Car qui leur disait qu’ils n’allaient pas déclencher la colère des Esprits-Liés ? C’était aussi pour cela qu’il avait voulu faire prêter serment. Pour leur assurer de ne pas (trop) déclencher l’ire de ces hautes instances qui les protégeaient. Prouver leur bonne foi, leur volonté d’agir que dans un seul but, non pas en quête de pouvoir, mais dans la volonté de contrer les Couronnes de Cendre qui outrepassaient les lois fondamentales des pouvoirs conférés par les Esprits-Liés eux-mêmes, et tenter de sauver l’avenir de l’archipel et des vies que les Esprits-Liés avaient pour but de protéger eux aussi, selon la mission qui leur était originellement destinée. Ce serment, plus qu’une garantie, était aussi un gage, face à la possible colère des Esprits-Liés, de leur véritable but et de leur bonne volonté, dans l’espoir de les apaiser.

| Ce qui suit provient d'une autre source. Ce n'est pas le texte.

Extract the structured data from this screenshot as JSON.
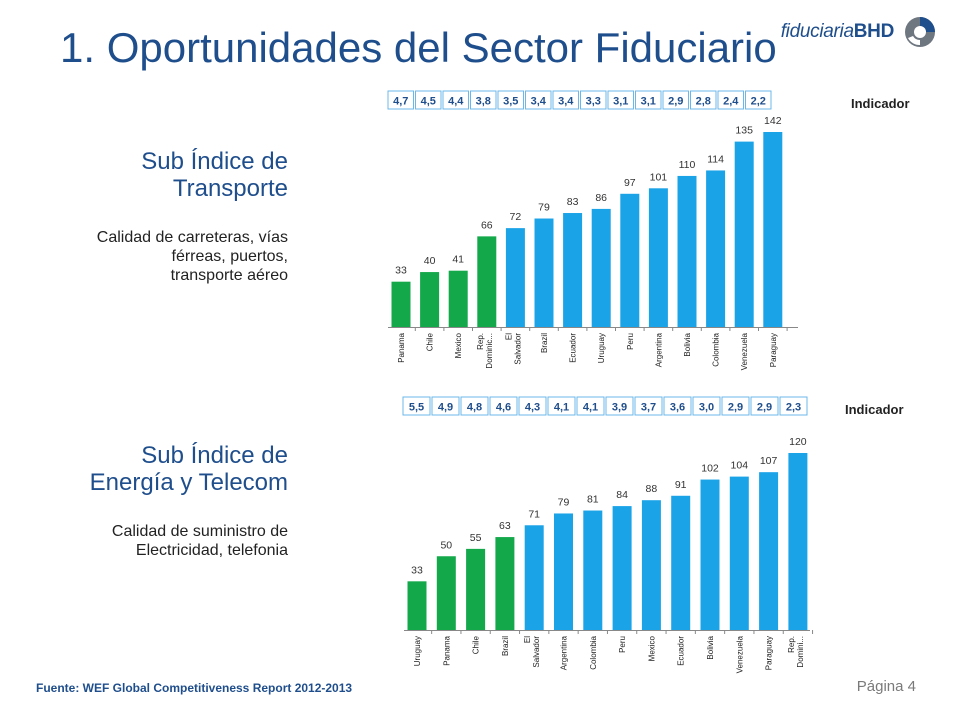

– Je pense que c’est là notre meilleure chance. Si nous ne devions viser que quelques cibles, ce serait Rog, en particulier son Cafard et son Corbeau, qui l’empêche de mourir et lui permet de faire revenir à la vie ses compères, et Laalach surtout, qui semble imbattable tant qu’il aura les pouvoirs de son Esprit-Lié à ses côtés, ou très difficilement. Si vous acceptez de me suivre dans ce projet, je vous en remercie sincèrement.